Security researchers report that hackers can exploit Intel VISA chip vulnerabilities to sniff host data through signals flowing through some computer system motherboards. The Intel technology is called Visualization of Internal Signals Architecture (VISA) which can be exploited. The architecture resides in the Platform Control Unit (PCH) of Intel Computer Systems and is controlled by the Intel Management Engine (IME). VISA technology is designed to provide a flexible signal analysis processor for debugging computer hardware, especially computer system boards.
The Intel Management Engine that controls VISA is a small, low-power embedded computer loaded with a modified version of the MINIX operating system. Although Intel did not promote the IME too much, its existence was known a few years ago. VISA technology was discovered last year by security researchers at Positive Technologies.

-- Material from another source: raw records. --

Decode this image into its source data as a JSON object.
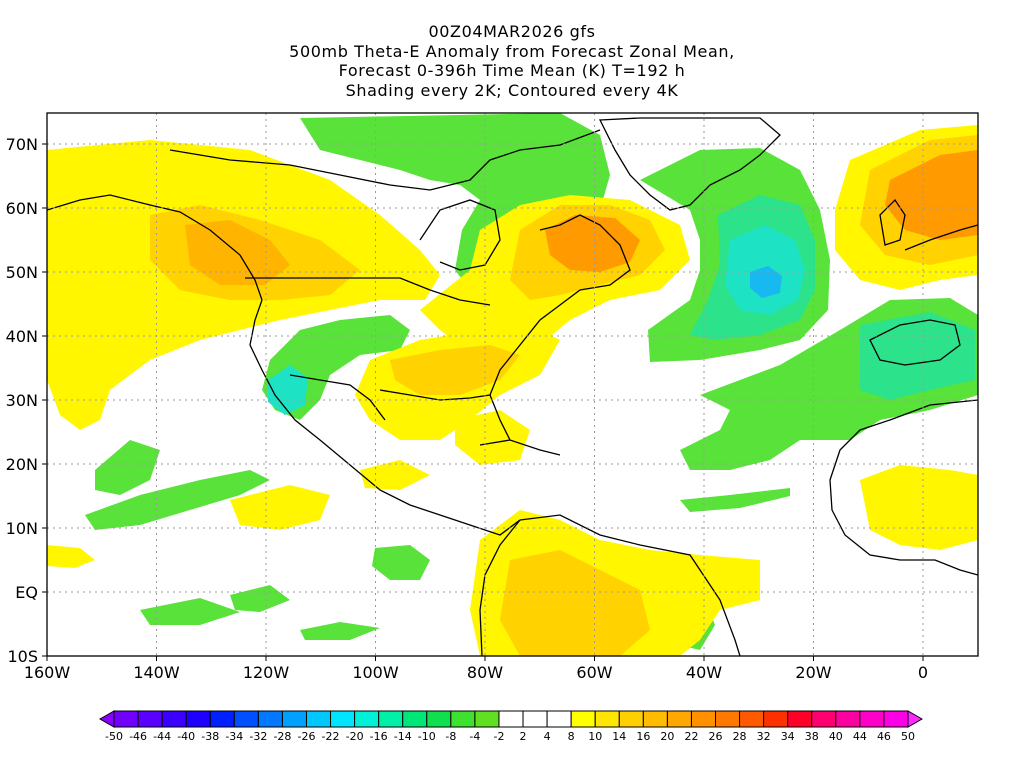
{
  "title": {
    "line1": "00Z04MAR2026 gfs",
    "line2": "500mb Theta-E Anomaly from Forecast Zonal Mean,",
    "line3": "Forecast 0-396h Time Mean (K) T=192 h",
    "line4": "Shading every 2K; Contoured every 4K"
  },
  "map": {
    "lat_labels": [
      "70N",
      "60N",
      "50N",
      "40N",
      "30N",
      "20N",
      "10N",
      "EQ",
      "10S"
    ],
    "lon_labels": [
      "160W",
      "140W",
      "120W",
      "100W",
      "80W",
      "60W",
      "40W",
      "20W",
      "0"
    ],
    "colors": {
      "green_light": "#58e23a",
      "green_teal": "#2ce28a",
      "teal": "#1de3c4",
      "cyan_blue": "#18b8f0",
      "yellow": "#fff600",
      "yellow_orange": "#ffd200",
      "orange_light": "#ffb400",
      "orange": "#ff9a00",
      "orange_red": "#ff7a00"
    }
  },
  "colorbar": {
    "labels": [
      "-50",
      "-46",
      "-44",
      "-40",
      "-38",
      "-34",
      "-32",
      "-28",
      "-26",
      "-22",
      "-20",
      "-16",
      "-14",
      "-10",
      "-8",
      "-4",
      "-2",
      "2",
      "4",
      "8",
      "10",
      "14",
      "16",
      "20",
      "22",
      "26",
      "28",
      "32",
      "34",
      "38",
      "40",
      "44",
      "46",
      "50"
    ],
    "colors": [
      "#8a00ff",
      "#7200ff",
      "#5a00ff",
      "#3c00ff",
      "#1e00ff",
      "#0020ff",
      "#0050ff",
      "#0078ff",
      "#00a0ff",
      "#00c8ff",
      "#00e6ff",
      "#00f0d8",
      "#00f0a8",
      "#00e678",
      "#10e050",
      "#40e030",
      "#60e020",
      "#ffffff",
      "#ffffff",
      "#ffffff",
      "#ffff00",
      "#ffe600",
      "#ffd000",
      "#ffbc00",
      "#ffa800",
      "#ff9000",
      "#ff7800",
      "#ff5a00",
      "#ff3000",
      "#ff0028",
      "#ff0070",
      "#ff00a0",
      "#ff00c8",
      "#ff00e6",
      "#ff28ff"
    ]
  }
}
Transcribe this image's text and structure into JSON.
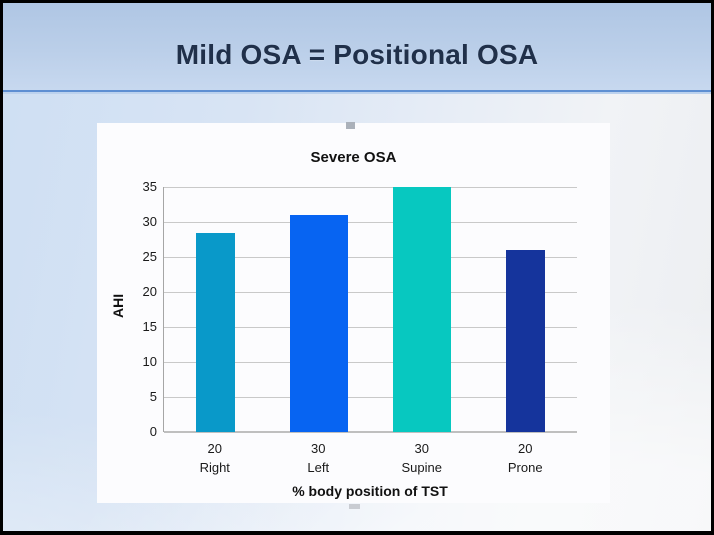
{
  "slide": {
    "title": "Mild OSA = Positional OSA"
  },
  "theme": {
    "header_background": "#BBCFE9",
    "header_rule": "#5E8FD2",
    "title_color": "#20304A",
    "panel_background": "#FCFCFE",
    "gridline_color": "#C9C9C9"
  },
  "chart_data": {
    "type": "bar",
    "title": "Severe OSA",
    "xlabel": "% body position of TST",
    "ylabel": "AHI",
    "ylim": [
      0,
      35
    ],
    "yticks": [
      0,
      5,
      10,
      15,
      20,
      25,
      30,
      35
    ],
    "grid": true,
    "legend": false,
    "categories": [
      "Right",
      "Left",
      "Supine",
      "Prone"
    ],
    "pct_of_tst": [
      20,
      30,
      30,
      20
    ],
    "values": [
      28.5,
      31,
      35,
      26
    ],
    "bar_colors": [
      "#0999C9",
      "#0764F2",
      "#07C8C0",
      "#15349C"
    ],
    "note": "bar width proportional to % of body position of total sleep time"
  }
}
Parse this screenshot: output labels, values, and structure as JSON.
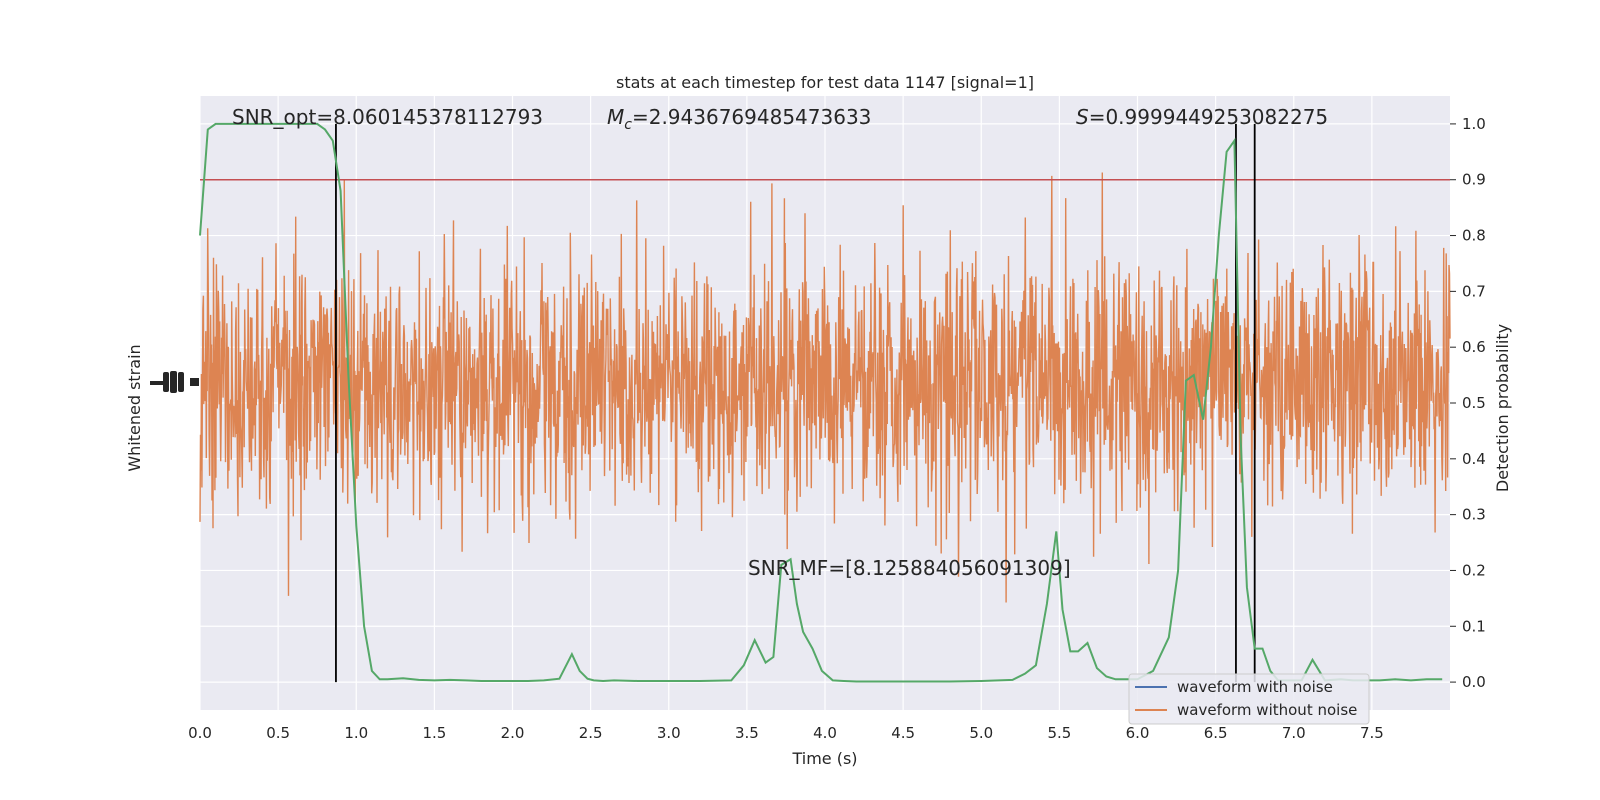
{
  "chart_data": {
    "type": "line",
    "title": "stats at each timestep for test data 1147 [signal=1]",
    "xlabel": "Time (s)",
    "ylabel_left": "Whitened strain",
    "ylabel_right": "Detection probability",
    "xlim": [
      0.0,
      8.0
    ],
    "ylim_right": [
      -0.05,
      1.05
    ],
    "x_ticks": [
      0.0,
      0.5,
      1.0,
      1.5,
      2.0,
      2.5,
      3.0,
      3.5,
      4.0,
      4.5,
      5.0,
      5.5,
      6.0,
      6.5,
      7.0,
      7.5
    ],
    "x_tick_labels": [
      "0.0",
      "0.5",
      "1.0",
      "1.5",
      "2.0",
      "2.5",
      "3.0",
      "3.5",
      "4.0",
      "4.5",
      "5.0",
      "5.5",
      "6.0",
      "6.5",
      "7.0",
      "7.5"
    ],
    "y_right_ticks": [
      0.0,
      0.1,
      0.2,
      0.3,
      0.4,
      0.5,
      0.6,
      0.7,
      0.8,
      0.9,
      1.0
    ],
    "y_right_tick_labels": [
      "0.0",
      "0.1",
      "0.2",
      "0.3",
      "0.4",
      "0.5",
      "0.6",
      "0.7",
      "0.8",
      "0.9",
      "1.0"
    ],
    "threshold": 0.9,
    "vertical_lines_x": [
      0.87,
      6.63,
      6.75
    ],
    "annotations": {
      "snr_opt": "SNR_opt=8.060145378112793",
      "mc_symbol": "M",
      "mc_subscript": "c",
      "mc_value": "=2.9436769485473633",
      "s_symbol": "S",
      "s_value": "=0.9999449253082275",
      "snr_mf": "SNR_MF=[8.125884056091309]"
    },
    "grid": true,
    "legend_placement": "lower-right",
    "series": [
      {
        "name": "waveform with noise",
        "color": "#4c72b0",
        "kind": "strain",
        "note": "hidden beneath the noiseless waveform trace"
      },
      {
        "name": "waveform without noise",
        "color": "#dd8452",
        "kind": "strain"
      },
      {
        "color": "#55a868",
        "kind": "probability",
        "x": [
          0.0,
          0.05,
          0.1,
          0.15,
          0.2,
          0.3,
          0.4,
          0.5,
          0.6,
          0.7,
          0.75,
          0.8,
          0.85,
          0.9,
          0.95,
          1.0,
          1.05,
          1.1,
          1.15,
          1.2,
          1.3,
          1.4,
          1.5,
          1.6,
          1.7,
          1.8,
          1.9,
          2.0,
          2.1,
          2.2,
          2.3,
          2.38,
          2.43,
          2.48,
          2.52,
          2.58,
          2.65,
          2.8,
          3.0,
          3.2,
          3.4,
          3.48,
          3.55,
          3.62,
          3.67,
          3.72,
          3.78,
          3.82,
          3.86,
          3.92,
          3.98,
          4.05,
          4.12,
          4.2,
          4.4,
          4.6,
          4.8,
          5.0,
          5.2,
          5.28,
          5.35,
          5.42,
          5.48,
          5.52,
          5.57,
          5.62,
          5.68,
          5.74,
          5.8,
          5.86,
          5.92,
          6.0,
          6.1,
          6.2,
          6.26,
          6.31,
          6.36,
          6.42,
          6.47,
          6.52,
          6.57,
          6.62,
          6.66,
          6.7,
          6.75,
          6.8,
          6.85,
          6.9,
          6.95,
          7.0,
          7.05,
          7.12,
          7.2,
          7.3,
          7.38,
          7.45,
          7.55,
          7.65,
          7.75,
          7.85,
          7.95
        ],
        "y": [
          0.8,
          0.99,
          1.0,
          1.0,
          1.0,
          1.0,
          1.0,
          1.0,
          1.0,
          1.0,
          1.0,
          0.99,
          0.97,
          0.88,
          0.55,
          0.28,
          0.1,
          0.02,
          0.005,
          0.005,
          0.007,
          0.004,
          0.003,
          0.004,
          0.003,
          0.002,
          0.002,
          0.002,
          0.002,
          0.003,
          0.006,
          0.05,
          0.02,
          0.006,
          0.003,
          0.002,
          0.003,
          0.002,
          0.002,
          0.002,
          0.003,
          0.03,
          0.075,
          0.035,
          0.045,
          0.21,
          0.22,
          0.14,
          0.09,
          0.06,
          0.02,
          0.003,
          0.002,
          0.001,
          0.001,
          0.001,
          0.001,
          0.002,
          0.004,
          0.015,
          0.03,
          0.14,
          0.27,
          0.13,
          0.055,
          0.055,
          0.07,
          0.025,
          0.01,
          0.005,
          0.005,
          0.005,
          0.02,
          0.08,
          0.2,
          0.54,
          0.55,
          0.47,
          0.6,
          0.8,
          0.95,
          0.97,
          0.44,
          0.17,
          0.06,
          0.06,
          0.02,
          0.003,
          0.003,
          0.003,
          0.003,
          0.04,
          0.003,
          0.005,
          0.003,
          0.003,
          0.003,
          0.005,
          0.003,
          0.005,
          0.005
        ]
      },
      {
        "color": "#c44e52",
        "kind": "threshold"
      }
    ]
  },
  "legend": {
    "entries": [
      "waveform with noise",
      "waveform without noise"
    ]
  }
}
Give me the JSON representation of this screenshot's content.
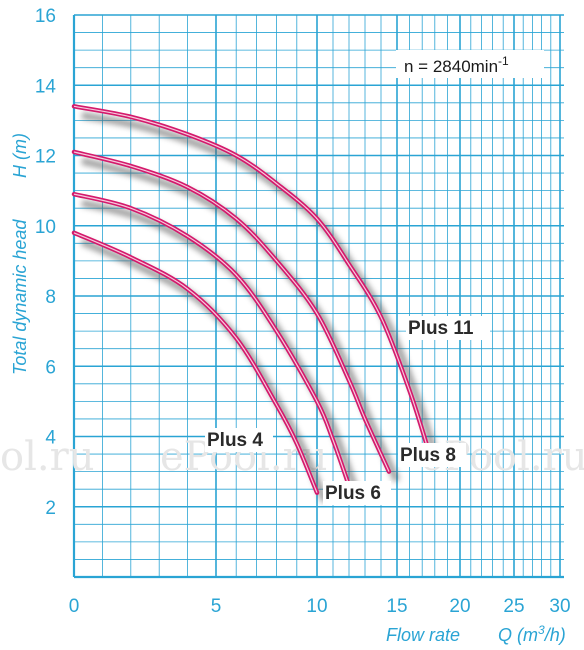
{
  "chart_data": {
    "type": "line",
    "title": "",
    "xlabel": "Flow rate",
    "ylabel": "Total dynamic head",
    "ylabel_symbol": "H (m)",
    "xlabel_symbol": "Q (m",
    "xlabel_symbol_exp": "3",
    "xlabel_symbol_end": "/h)",
    "annotation": "n = 2840min",
    "annotation_exp": "-1",
    "x_ticks": [
      0,
      5,
      10,
      15,
      20,
      25,
      30
    ],
    "y_ticks": [
      2,
      4,
      6,
      8,
      10,
      12,
      14,
      16
    ],
    "xlim": [
      0,
      30
    ],
    "ylim": [
      0,
      16
    ],
    "grid": true,
    "series": [
      {
        "name": "Plus 4",
        "x": [
          0,
          2,
          4,
          6,
          8,
          9,
          10
        ],
        "y": [
          9.8,
          9.1,
          8.2,
          6.8,
          4.9,
          3.8,
          2.4
        ]
      },
      {
        "name": "Plus 6",
        "x": [
          0,
          2,
          4,
          6,
          8,
          10,
          11,
          12
        ],
        "y": [
          10.9,
          10.5,
          9.7,
          8.6,
          7.0,
          5.0,
          3.9,
          2.6
        ]
      },
      {
        "name": "Plus 8",
        "x": [
          0,
          2,
          4,
          6,
          8,
          10,
          12,
          13,
          14.5
        ],
        "y": [
          12.1,
          11.7,
          11.1,
          10.2,
          9.0,
          7.5,
          5.6,
          4.5,
          3.0
        ]
      },
      {
        "name": "Plus 11",
        "x": [
          0,
          2,
          4,
          6,
          8,
          10,
          12,
          14,
          16,
          17.5
        ],
        "y": [
          13.4,
          13.1,
          12.6,
          12.0,
          11.2,
          10.2,
          8.9,
          7.4,
          5.3,
          3.6
        ]
      }
    ]
  },
  "watermark": "ePool.ru",
  "watermark_partial": "ol.ru",
  "footer_watermark": "epool.ru"
}
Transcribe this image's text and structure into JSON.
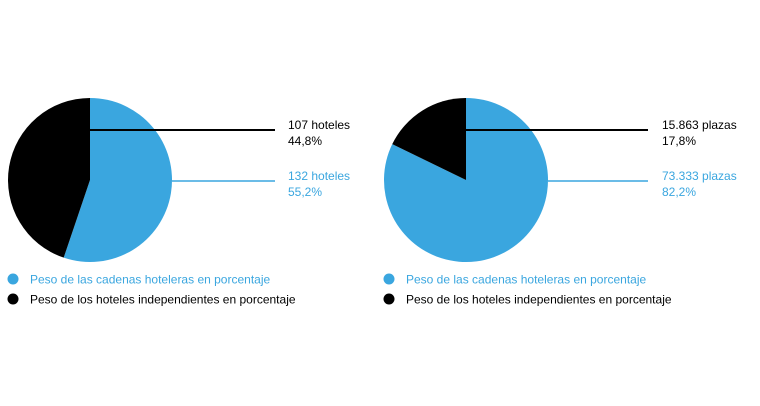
{
  "colors": {
    "chains": "#3aa6df",
    "independent": "#000000"
  },
  "chart_data": [
    {
      "type": "pie",
      "title": "",
      "slices": [
        {
          "label": "Peso de los hoteles independientes en porcentaje",
          "value": 44.8,
          "count_label": "107 hoteles",
          "pct_label": "44,8%",
          "color": "#000000"
        },
        {
          "label": "Peso de las cadenas hoteleras en porcentaje",
          "value": 55.2,
          "count_label": "132 hoteles",
          "pct_label": "55,2%",
          "color": "#3aa6df"
        }
      ],
      "legend": [
        {
          "label": "Peso de las cadenas hoteleras en porcentaje",
          "color": "#3aa6df"
        },
        {
          "label": "Peso de los hoteles independientes en porcentaje",
          "color": "#000000"
        }
      ]
    },
    {
      "type": "pie",
      "title": "",
      "slices": [
        {
          "label": "Peso de los hoteles independientes en porcentaje",
          "value": 17.8,
          "count_label": "15.863 plazas",
          "pct_label": "17,8%",
          "color": "#000000"
        },
        {
          "label": "Peso de las cadenas hoteleras en porcentaje",
          "value": 82.2,
          "count_label": "73.333 plazas",
          "pct_label": "82,2%",
          "color": "#3aa6df"
        }
      ],
      "legend": [
        {
          "label": "Peso de las cadenas hoteleras en porcentaje",
          "color": "#3aa6df"
        },
        {
          "label": "Peso de los hoteles independientes en porcentaje",
          "color": "#000000"
        }
      ]
    }
  ]
}
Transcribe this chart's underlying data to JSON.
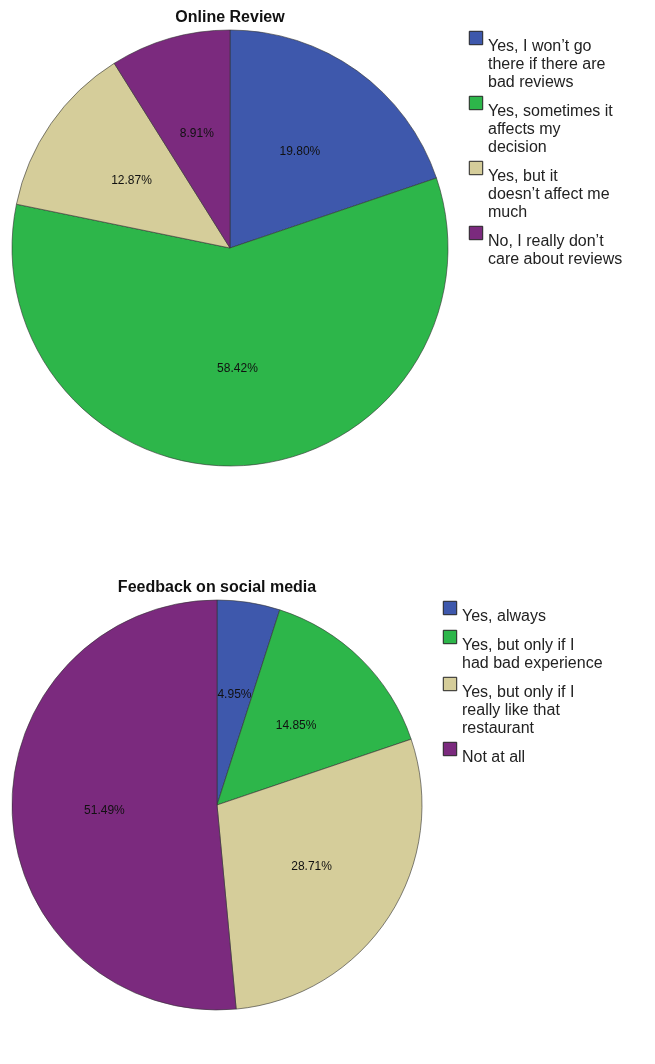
{
  "chart_data": [
    {
      "type": "pie",
      "title": "Online Review",
      "categories": [
        "Yes, I won’t go there if there are bad reviews",
        "Yes, sometimes it affects my decision",
        "Yes, but it doesn’t affect me much",
        "No, I really don’t care about reviews"
      ],
      "values": [
        19.8,
        58.42,
        12.87,
        8.91
      ],
      "colors": [
        "#3e58ac",
        "#2db64a",
        "#d5cd9a",
        "#7b2a7e"
      ],
      "value_labels": [
        "19.80%",
        "58.42%",
        "12.87%",
        "8.91%"
      ],
      "legend": "right"
    },
    {
      "type": "pie",
      "title": "Feedback on social media",
      "categories": [
        "Yes, always",
        "Yes, but only if I had bad experience",
        "Yes, but only if I really like that restaurant",
        "Not at all"
      ],
      "values": [
        4.95,
        14.85,
        28.71,
        51.49
      ],
      "colors": [
        "#3e58ac",
        "#2db64a",
        "#d5cd9a",
        "#7b2a7e"
      ],
      "value_labels": [
        "4.95%",
        "14.85%",
        "28.71%",
        "51.49%"
      ],
      "legend": "right"
    }
  ]
}
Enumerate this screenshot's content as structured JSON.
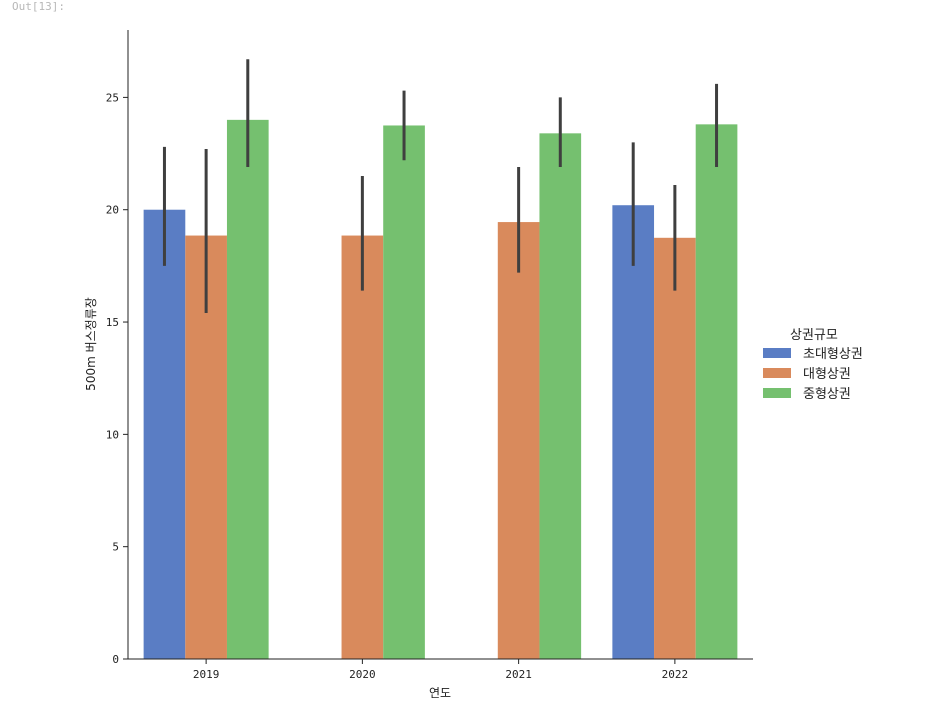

Intel does have documentation on VISA technology, but it is strictly controlled by its confidentiality agreement. However, two researchers at Positive Technologies reported that they discovered the capabilities of VISA technology and found ways to enable it, which could be used to discover the internal mechanisms of its host computer system.
On March 28th, researchers revealed their findings at the Black Hat Asia Conference, claiming that they previously discovered exploits from the IME that executed unsigned code (INTEL-SA-00086), which could also be used to access VISA hardware. The VISA feature on commercial computer systems is usually disabled, but the Positive Technologies team can use the IME to enable VISA functionality. Once accessed, the PCH details can be ascertained, and the data can be found from the computer and the peripheral data can be read. Basically, the vulnerability gives hackers full access to the computer.
In response, Intel announced that an update to the IME in 2017 has fixed the vulnerability. But the researchers said that if the firmware was downgraded to an earlier version, the VISA hardware and the data it could read would still be accessible. In the face of doubts, the researchers revealed to the media that the vulnerability only affects Intel processors of the 6th generation and beyond, including Skylake and Kaby Lake, and will continue to exist in future Intel processors.